Communities in Kenya have adopted one another’s food preferences and recipes. With the exception of the Coast and Indian communities for whom food preparation is an elaborate process, nearly all other communities garnish their food by frying it. They also boil, bake in hot ashes and roast. Common foods include:

Ugali:

It is a sticky mixture of flour and water and is accompanied by vegetables, meat, milk or milk mixed with blood especially for pastoralist communities. Traditionally, it is made from millet or cassava. But maize flour has increasingly taken pride of place.

Meat:

lt is used to prepare sauces and stews. Communities have different ways of preparing meat, but roast meat is widely eaten as a delicacy especially in urban areas. Animals slaughtered for meat depend on the location, with beef and mutton the most common. Camel and game are the preserve of communities with access to the animals.

Maize:

In the last quarter ofthe 20th century, maize replaced sorghum as the most important cereal in Kenya. lt is roasted and eaten as a snack and sold on the streets and in markets.

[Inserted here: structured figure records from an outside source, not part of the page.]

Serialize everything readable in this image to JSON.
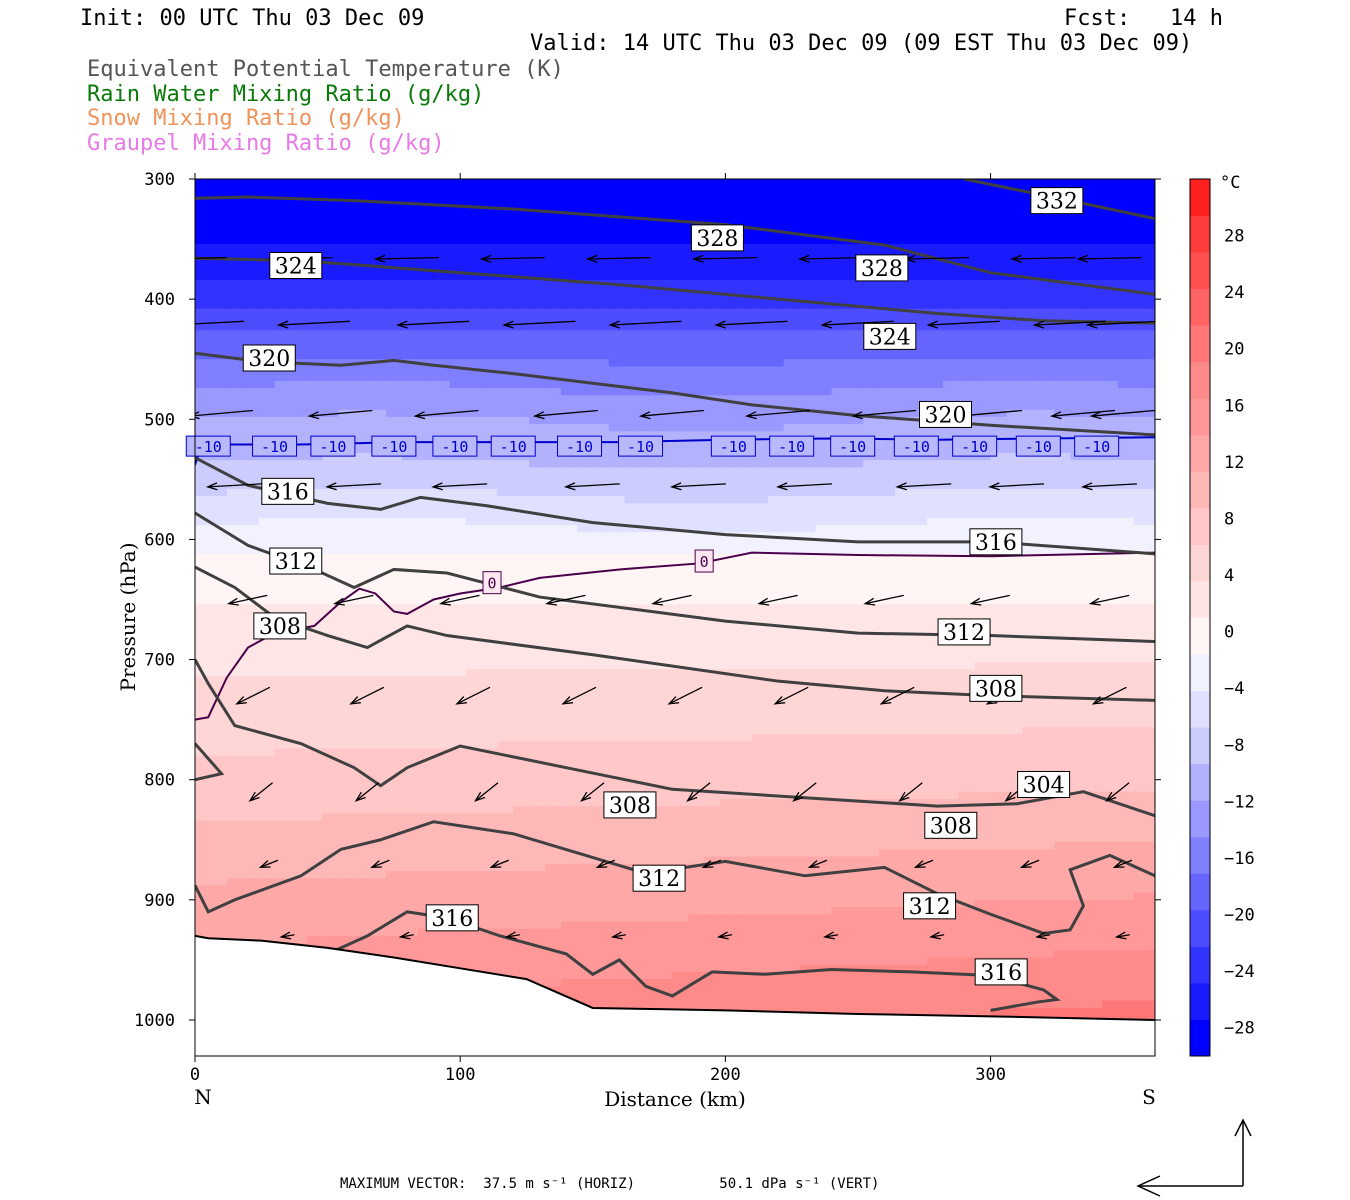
{
  "header": {
    "init": "Init: 00 UTC Thu 03 Dec 09",
    "fcst": "Fcst:   14 h",
    "valid": "Valid: 14 UTC Thu 03 Dec 09 (09 EST Thu 03 Dec 09)",
    "legend": [
      {
        "text": "Equivalent Potential Temperature (K)",
        "color": "#555555"
      },
      {
        "text": "Rain Water Mixing Ratio (g/kg)",
        "color": "#0a7a0a"
      },
      {
        "text": "Snow Mixing Ratio (g/kg)",
        "color": "#f0935a"
      },
      {
        "text": "Graupel Mixing Ratio (g/kg)",
        "color": "#e87ae8"
      }
    ]
  },
  "footer": {
    "max_vector": "MAXIMUM VECTOR:  37.5 m s⁻¹ (HORIZ)          50.1 dPa s⁻¹ (VERT)"
  },
  "chart_data": {
    "type": "cross-section",
    "xlabel": "Distance (km)",
    "ylabel": "Pressure (hPa)",
    "xlim": [
      0,
      362
    ],
    "ylim": [
      1030,
      300
    ],
    "x_ticks": [
      0,
      100,
      200,
      300
    ],
    "y_ticks": [
      300,
      400,
      500,
      600,
      700,
      800,
      900,
      1000
    ],
    "x_end_labels": {
      "left": "N",
      "right": "S"
    },
    "colorbar": {
      "unit": "°C",
      "tick_values": [
        28,
        24,
        20,
        16,
        12,
        8,
        4,
        0,
        -4,
        -8,
        -12,
        -16,
        -20,
        -24,
        -28
      ],
      "colors": [
        "#0000ff",
        "#1a1aff",
        "#3333ff",
        "#4d4dff",
        "#6666ff",
        "#7f7fff",
        "#9999ff",
        "#b2b2ff",
        "#ccccff",
        "#e0e0ff",
        "#f2f2ff",
        "#fff5f5",
        "#ffe6e6",
        "#ffd6d6",
        "#ffc7c7",
        "#ffb8b8",
        "#ffa8a8",
        "#ff9999",
        "#ff8a8a",
        "#ff7777",
        "#ff6464",
        "#ff5050",
        "#ff3c3c",
        "#ff2020"
      ]
    },
    "temperature_field": {
      "description_levels_hPa_to_C": [
        [
          300,
          -30
        ],
        [
          350,
          -28
        ],
        [
          400,
          -23
        ],
        [
          450,
          -17
        ],
        [
          500,
          -12
        ],
        [
          530,
          -10
        ],
        [
          560,
          -7
        ],
        [
          600,
          -3
        ],
        [
          630,
          0
        ],
        [
          700,
          3
        ],
        [
          800,
          7
        ],
        [
          900,
          12
        ],
        [
          1000,
          17
        ]
      ]
    },
    "isotherm_labels": [
      {
        "value": "-10",
        "color": "#0000cc",
        "points": [
          [
            5,
            24
          ],
          [
            30,
            22
          ],
          [
            52,
            22
          ],
          [
            75,
            22
          ],
          [
            98,
            22
          ],
          [
            120,
            22
          ],
          [
            145,
            22
          ],
          [
            168,
            22
          ],
          [
            203,
            21
          ],
          [
            225,
            21
          ],
          [
            248,
            21
          ],
          [
            272,
            21
          ],
          [
            294,
            21
          ],
          [
            318,
            21
          ],
          [
            340,
            21
          ]
        ]
      },
      {
        "value": "0",
        "color": "#4a004a",
        "points": [
          [
            112,
            636
          ],
          [
            192,
            618
          ]
        ]
      }
    ],
    "theta_e_labels": [
      {
        "value": "332",
        "x": 325,
        "p": 318
      },
      {
        "value": "328",
        "x": 197,
        "p": 349
      },
      {
        "value": "328",
        "x": 259,
        "p": 374
      },
      {
        "value": "324",
        "x": 38,
        "p": 372
      },
      {
        "value": "324",
        "x": 262,
        "p": 431
      },
      {
        "value": "320",
        "x": 28,
        "p": 449
      },
      {
        "value": "320",
        "x": 283,
        "p": 496
      },
      {
        "value": "316",
        "x": 35,
        "p": 560
      },
      {
        "value": "316",
        "x": 302,
        "p": 602
      },
      {
        "value": "312",
        "x": 38,
        "p": 618
      },
      {
        "value": "312",
        "x": 290,
        "p": 677
      },
      {
        "value": "308",
        "x": 32,
        "p": 672
      },
      {
        "value": "308",
        "x": 302,
        "p": 724
      },
      {
        "value": "308",
        "x": 164,
        "p": 821
      },
      {
        "value": "308",
        "x": 285,
        "p": 838
      },
      {
        "value": "304",
        "x": 320,
        "p": 804
      },
      {
        "value": "312",
        "x": 175,
        "p": 882
      },
      {
        "value": "312",
        "x": 277,
        "p": 905
      },
      {
        "value": "316",
        "x": 97,
        "p": 915
      },
      {
        "value": "316",
        "x": 304,
        "p": 960
      }
    ]
  },
  "colors": {
    "theta_e_line": "#404040",
    "isotherm_minus10": "#0000cc",
    "isotherm_zero": "#4a004a",
    "terrain": "#ffffff",
    "wind_arrow": "#000000"
  }
}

Green boiled maize, often garnished with salt, is also common. Among the Somali, fresh maize (galeey) is
fried in oil and eaten as a snack. Dry maize is also fried to make popcorn, popular with children.

 Githeri:

A mixture of green or dry maize and beans, cowpeas, pigeon peas or even groundnuts is also popular. lt is eaten as a main course or snack. Sometimes, it is pounded with Irish or sweet potatoes,  bananas and green vegetables.

Fruits
A wide range of traditional and exotic fruits are consumed in Kenya, usually as snacks. Mango, citrus fruits, banana, jackfruit, papaya, melons, guava, passion fruit, custard apple and avocado pear are common. Many traditional fruits such as baobab, wild custard apple, carissa, dialium, flacourtia (Indian plum), marula, vangueria, tamarind, vitex and ‘jujube’ are picked in the wild.

Vegetables
They are used as accompaniments for starchy food such as ugali. Common traditional vegetables include
baobab, cowpeas, amaranth, vine spinach, Ethiopian kale, pumpkin leaves, spider plant and hibiscus.
Kale (sukuma wiki) is now the most common vegetable in Kenya.